The child or adolescent may develop stiffness or spasticity of the arms or hands. This stiffness may be so severe that the upper extremities will not work smoothly. If these symptoms are progressive, they may make the upper extremities useless to the patient. Associated with the stiffness may be loss of feeling or sensation in the hands or arms. This loss may not be to all types of sensation, but may be restricted to only certain types such as the loss of pain or of temperature.
The third area that can be affected is the cerebellum. This portion of the brain, located in the back of the head, controls balance and coordination. These symptoms are the least likely to occur and may be the most difficult to pinpoint especially in the younger child.
With the advent of magnetic resonance imaging (MRI), the evaluation of structural abnormalities of the cervical spine has become greatly simplified. Although other methods are available, MRI provides extremely high-resolution images of the area of concern with little to no risk to the patient. Not only can the position of the brain be obtained by even cysts or other problems with the spinal cord can be assessed. The MRI scan can also be used to evaluate flow of cerebrospinal fluid (CSF) around the back part of the brain. Additional examinations, which test the integrity of the functional aspects of the brain stem and spine, are sometimes helpful. These include a CO2 breathing test that reflects the function of the brain's breathing center, somatosensory evoked response (timing of electrical signals that connect the arms and legs with the brain), brain stem evoked response (ability of the brain to process sounds) and others.

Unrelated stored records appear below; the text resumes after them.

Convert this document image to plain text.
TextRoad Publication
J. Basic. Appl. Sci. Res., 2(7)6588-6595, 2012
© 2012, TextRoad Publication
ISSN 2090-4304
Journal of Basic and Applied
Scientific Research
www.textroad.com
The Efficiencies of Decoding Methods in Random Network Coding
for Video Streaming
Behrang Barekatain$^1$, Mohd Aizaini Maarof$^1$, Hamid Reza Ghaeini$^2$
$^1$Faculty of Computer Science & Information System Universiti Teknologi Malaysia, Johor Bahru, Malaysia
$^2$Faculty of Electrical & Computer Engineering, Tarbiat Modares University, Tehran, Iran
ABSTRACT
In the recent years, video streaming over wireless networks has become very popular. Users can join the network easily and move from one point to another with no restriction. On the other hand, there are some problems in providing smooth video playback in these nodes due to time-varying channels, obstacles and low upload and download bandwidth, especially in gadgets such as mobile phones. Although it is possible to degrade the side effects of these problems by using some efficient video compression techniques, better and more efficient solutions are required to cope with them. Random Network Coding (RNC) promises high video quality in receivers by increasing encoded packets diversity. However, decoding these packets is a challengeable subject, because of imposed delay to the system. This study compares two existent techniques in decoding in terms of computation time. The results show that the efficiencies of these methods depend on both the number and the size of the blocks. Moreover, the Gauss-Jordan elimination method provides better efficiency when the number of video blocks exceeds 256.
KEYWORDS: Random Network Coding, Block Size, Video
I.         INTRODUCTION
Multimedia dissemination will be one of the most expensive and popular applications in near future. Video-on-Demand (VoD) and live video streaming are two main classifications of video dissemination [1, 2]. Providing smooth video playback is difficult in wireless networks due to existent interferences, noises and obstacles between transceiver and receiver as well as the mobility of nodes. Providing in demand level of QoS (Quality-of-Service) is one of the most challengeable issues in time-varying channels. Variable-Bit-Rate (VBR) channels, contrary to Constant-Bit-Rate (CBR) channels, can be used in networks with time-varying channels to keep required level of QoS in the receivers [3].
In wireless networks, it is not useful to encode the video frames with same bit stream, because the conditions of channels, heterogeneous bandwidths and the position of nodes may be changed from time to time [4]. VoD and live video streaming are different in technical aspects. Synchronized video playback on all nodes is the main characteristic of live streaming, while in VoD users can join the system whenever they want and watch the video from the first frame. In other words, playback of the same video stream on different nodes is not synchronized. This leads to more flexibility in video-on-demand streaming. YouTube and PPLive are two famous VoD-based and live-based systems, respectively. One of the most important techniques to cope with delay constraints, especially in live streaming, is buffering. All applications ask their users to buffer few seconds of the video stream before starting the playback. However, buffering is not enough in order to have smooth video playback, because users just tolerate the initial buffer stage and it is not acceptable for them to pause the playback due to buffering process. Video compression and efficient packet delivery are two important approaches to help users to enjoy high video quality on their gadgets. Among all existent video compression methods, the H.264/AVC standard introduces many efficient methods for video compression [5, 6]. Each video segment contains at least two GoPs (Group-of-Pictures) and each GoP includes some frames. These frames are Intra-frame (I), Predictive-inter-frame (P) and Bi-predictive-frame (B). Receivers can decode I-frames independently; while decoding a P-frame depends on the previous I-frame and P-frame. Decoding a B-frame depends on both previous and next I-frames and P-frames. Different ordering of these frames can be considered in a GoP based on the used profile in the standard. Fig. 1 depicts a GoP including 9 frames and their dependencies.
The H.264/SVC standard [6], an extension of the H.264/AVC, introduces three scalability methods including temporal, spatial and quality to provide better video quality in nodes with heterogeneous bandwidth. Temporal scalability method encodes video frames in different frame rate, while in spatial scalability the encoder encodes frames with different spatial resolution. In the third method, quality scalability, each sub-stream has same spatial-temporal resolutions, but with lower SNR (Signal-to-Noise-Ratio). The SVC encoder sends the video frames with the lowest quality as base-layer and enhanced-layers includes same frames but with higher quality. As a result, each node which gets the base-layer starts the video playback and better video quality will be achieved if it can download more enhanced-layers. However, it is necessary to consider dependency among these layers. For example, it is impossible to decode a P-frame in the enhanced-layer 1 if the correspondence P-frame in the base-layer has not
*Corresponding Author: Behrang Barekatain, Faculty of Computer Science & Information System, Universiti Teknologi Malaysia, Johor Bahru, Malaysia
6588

Of primary importance in patients suspected of being symptomatic from their Chiari malformation is to ensure normal intracranial pressure prior to any consideration of intervention for the Chiari malformation. This means that the patient should have her/his shunt evaluated first. The "shunt first" approach can not be over emphasized. If there is any question concerning shunt function the system should be surgically inspected. Once it is determined that the intracranial pressure is normal and that the shunt is working properly, the next question to be answered is whether the patient's symptoms are life threatening and/or progressive. Most patients with radiographic evidence of a Type II Chiari malformation do not need surgery and appear not to be progressive. If serious symptoms are present, consideration is given to surgical intervention. The purpose of the operation is to unroof the cervical spine over the abnormally low brain and to reestablish normal movement of the CSF.
The operation is relatively safe in experienced hands but should only be performed by a surgeon especially trained and experienced in operations on children's brain malformations. The technical excellence necessary to perform this operation is high and there is not substitute for significant experience. The alternative strategy of further conservative care of patients with symptomatic Chiari malformation demands special comment. It is currently believed that the majority of spina bifida patients do not demonstrate rapid clinical progression. Generally, the more the patient's progression is felt to be secondary to their Chiari malformation, the more universal is the acceptance of operative intervention. Serial examinations of the individual are essential in the evaluation of this problem and again fix the shunt first.
This information does not constitute medical advice for any individual. As specific cases may vary from the general information presented here, Spina Bifida Family Support advises readers to consult a qualified medical or other professional on an individual basis.